Japan, Russia and Canada have been adamant that they will not sign an extension and want a new, broader treaty that will also bind emerging economies led by China and India to act.

Developing states say rich nations have emitted most greenhouse gases since the Industrial Revolution and they must extend Kyoto before poor countries can be expected to sign up.

Mexican Deputy Foreign Minister Juan Manuel Gomez said there had been progress on many areas from forestry to finance despite the deadlock over Kyoto.

"These pieces of the puzzle are almost right at this point. But everything is linked," he told a news conference.

Espinosa said Sweden and Grenada would work on long-term global goals for slowing climate change and Spain and Algeria would try to bridge gaps on how to help developing countries adapt to climate change.

Australia and Bangladesh would work on finance and technology, while New Zealand and Indonesia would seek to work out other issues about curbing greenhouse gases.

"This gives us a good basis to work from," European Climate Commissioner Connie Hedegaard told the meeting.

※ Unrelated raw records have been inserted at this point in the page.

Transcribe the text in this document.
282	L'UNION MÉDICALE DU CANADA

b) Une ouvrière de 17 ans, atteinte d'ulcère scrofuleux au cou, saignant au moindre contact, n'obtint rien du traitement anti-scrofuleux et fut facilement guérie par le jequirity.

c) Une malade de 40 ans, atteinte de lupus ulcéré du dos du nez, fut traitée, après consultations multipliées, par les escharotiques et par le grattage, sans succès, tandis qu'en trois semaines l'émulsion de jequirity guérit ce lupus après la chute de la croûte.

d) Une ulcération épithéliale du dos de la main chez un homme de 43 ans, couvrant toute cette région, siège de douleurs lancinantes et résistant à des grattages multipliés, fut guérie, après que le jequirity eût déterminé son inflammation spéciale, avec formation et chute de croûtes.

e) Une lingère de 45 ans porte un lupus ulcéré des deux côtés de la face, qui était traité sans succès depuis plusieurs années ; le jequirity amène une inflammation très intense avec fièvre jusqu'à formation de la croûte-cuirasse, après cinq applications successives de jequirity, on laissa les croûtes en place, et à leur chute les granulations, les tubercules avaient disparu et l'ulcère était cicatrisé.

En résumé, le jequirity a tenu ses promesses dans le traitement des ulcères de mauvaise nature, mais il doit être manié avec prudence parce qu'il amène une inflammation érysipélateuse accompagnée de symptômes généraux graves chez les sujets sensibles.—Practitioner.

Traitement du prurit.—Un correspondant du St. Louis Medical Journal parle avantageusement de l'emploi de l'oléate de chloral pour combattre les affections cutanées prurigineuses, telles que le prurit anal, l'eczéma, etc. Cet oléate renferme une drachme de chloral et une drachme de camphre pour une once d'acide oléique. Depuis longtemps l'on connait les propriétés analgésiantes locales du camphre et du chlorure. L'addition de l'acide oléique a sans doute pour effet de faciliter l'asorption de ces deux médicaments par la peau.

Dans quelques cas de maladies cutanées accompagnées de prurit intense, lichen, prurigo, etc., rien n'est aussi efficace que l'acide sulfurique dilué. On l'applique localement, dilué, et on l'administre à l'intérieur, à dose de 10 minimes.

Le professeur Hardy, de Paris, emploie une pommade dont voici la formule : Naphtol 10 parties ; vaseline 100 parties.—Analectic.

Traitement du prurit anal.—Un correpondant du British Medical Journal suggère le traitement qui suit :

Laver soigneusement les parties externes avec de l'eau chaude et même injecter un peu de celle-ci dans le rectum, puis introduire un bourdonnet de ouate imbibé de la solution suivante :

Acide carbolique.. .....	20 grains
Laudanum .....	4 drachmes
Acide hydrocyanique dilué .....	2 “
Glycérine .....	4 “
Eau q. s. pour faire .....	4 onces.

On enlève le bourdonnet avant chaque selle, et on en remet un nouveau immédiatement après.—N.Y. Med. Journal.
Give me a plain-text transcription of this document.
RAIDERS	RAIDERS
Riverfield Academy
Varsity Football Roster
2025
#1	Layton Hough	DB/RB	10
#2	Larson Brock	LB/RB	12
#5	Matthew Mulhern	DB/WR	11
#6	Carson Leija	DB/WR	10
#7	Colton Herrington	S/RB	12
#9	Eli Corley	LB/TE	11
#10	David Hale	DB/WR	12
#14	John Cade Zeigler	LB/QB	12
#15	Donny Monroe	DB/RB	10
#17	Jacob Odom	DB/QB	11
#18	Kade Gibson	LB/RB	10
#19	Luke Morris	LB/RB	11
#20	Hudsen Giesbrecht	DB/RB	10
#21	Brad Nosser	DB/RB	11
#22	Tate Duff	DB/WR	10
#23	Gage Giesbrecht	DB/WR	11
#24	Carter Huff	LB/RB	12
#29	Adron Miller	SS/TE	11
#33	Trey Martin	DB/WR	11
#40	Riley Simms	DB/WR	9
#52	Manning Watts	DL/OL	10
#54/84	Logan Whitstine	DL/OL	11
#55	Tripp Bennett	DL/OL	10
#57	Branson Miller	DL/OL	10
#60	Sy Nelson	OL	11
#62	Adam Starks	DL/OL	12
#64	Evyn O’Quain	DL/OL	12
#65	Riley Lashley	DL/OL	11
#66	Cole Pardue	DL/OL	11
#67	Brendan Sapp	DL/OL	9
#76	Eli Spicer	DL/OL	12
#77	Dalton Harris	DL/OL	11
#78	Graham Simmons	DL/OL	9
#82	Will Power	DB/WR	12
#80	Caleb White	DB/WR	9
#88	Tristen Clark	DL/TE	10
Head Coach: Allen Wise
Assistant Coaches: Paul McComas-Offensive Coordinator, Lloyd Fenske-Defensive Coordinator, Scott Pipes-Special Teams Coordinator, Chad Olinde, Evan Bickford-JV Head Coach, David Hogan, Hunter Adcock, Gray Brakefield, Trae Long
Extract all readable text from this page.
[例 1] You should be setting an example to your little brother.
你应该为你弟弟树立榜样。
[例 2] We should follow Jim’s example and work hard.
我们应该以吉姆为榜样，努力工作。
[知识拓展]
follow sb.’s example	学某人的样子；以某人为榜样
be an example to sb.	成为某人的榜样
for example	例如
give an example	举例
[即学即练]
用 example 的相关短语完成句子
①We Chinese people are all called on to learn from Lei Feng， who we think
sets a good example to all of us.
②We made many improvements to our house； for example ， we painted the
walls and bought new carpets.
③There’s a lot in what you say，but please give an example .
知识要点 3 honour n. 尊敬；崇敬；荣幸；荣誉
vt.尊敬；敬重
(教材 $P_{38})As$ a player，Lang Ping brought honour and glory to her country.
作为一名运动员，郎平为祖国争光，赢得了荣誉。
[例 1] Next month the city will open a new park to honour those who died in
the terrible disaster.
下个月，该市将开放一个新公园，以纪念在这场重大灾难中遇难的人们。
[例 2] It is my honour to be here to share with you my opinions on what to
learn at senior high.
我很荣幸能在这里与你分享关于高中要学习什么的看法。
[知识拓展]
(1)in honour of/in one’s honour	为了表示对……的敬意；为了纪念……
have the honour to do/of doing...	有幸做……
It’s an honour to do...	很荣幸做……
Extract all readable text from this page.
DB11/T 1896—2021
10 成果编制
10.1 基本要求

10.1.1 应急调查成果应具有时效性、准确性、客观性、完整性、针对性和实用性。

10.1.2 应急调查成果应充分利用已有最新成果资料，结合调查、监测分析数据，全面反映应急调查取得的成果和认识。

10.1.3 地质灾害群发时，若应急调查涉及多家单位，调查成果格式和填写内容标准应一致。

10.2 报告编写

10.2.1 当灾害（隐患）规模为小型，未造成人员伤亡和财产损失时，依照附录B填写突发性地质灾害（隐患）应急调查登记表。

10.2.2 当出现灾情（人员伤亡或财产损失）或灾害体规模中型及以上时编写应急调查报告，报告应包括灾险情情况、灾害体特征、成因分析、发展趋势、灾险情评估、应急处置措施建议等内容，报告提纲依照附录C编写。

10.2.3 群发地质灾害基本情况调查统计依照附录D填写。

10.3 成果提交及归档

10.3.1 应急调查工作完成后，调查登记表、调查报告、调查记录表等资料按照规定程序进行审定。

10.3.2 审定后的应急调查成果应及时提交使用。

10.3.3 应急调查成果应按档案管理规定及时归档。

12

Gomez said some nations, mostly developing countries, were planning to issue national plans for curbing greenhouse gas emissions. Dozens of nations have not yet submitted plans to the United Nations outlining what they intend to do.

In Caracas, Venezuelan President Hugo Chavez blamed "criminal" capitalism for causing climate phenomena including heavy rains that have killed scores in Venezuela and Colombia.

Separately, emissions markets developers said international projects generating voluntary carbon credits by protecting forests are slowly moving forward.

Norway and other rich nations have pledged about $4 billion since last year to help slow deforestation.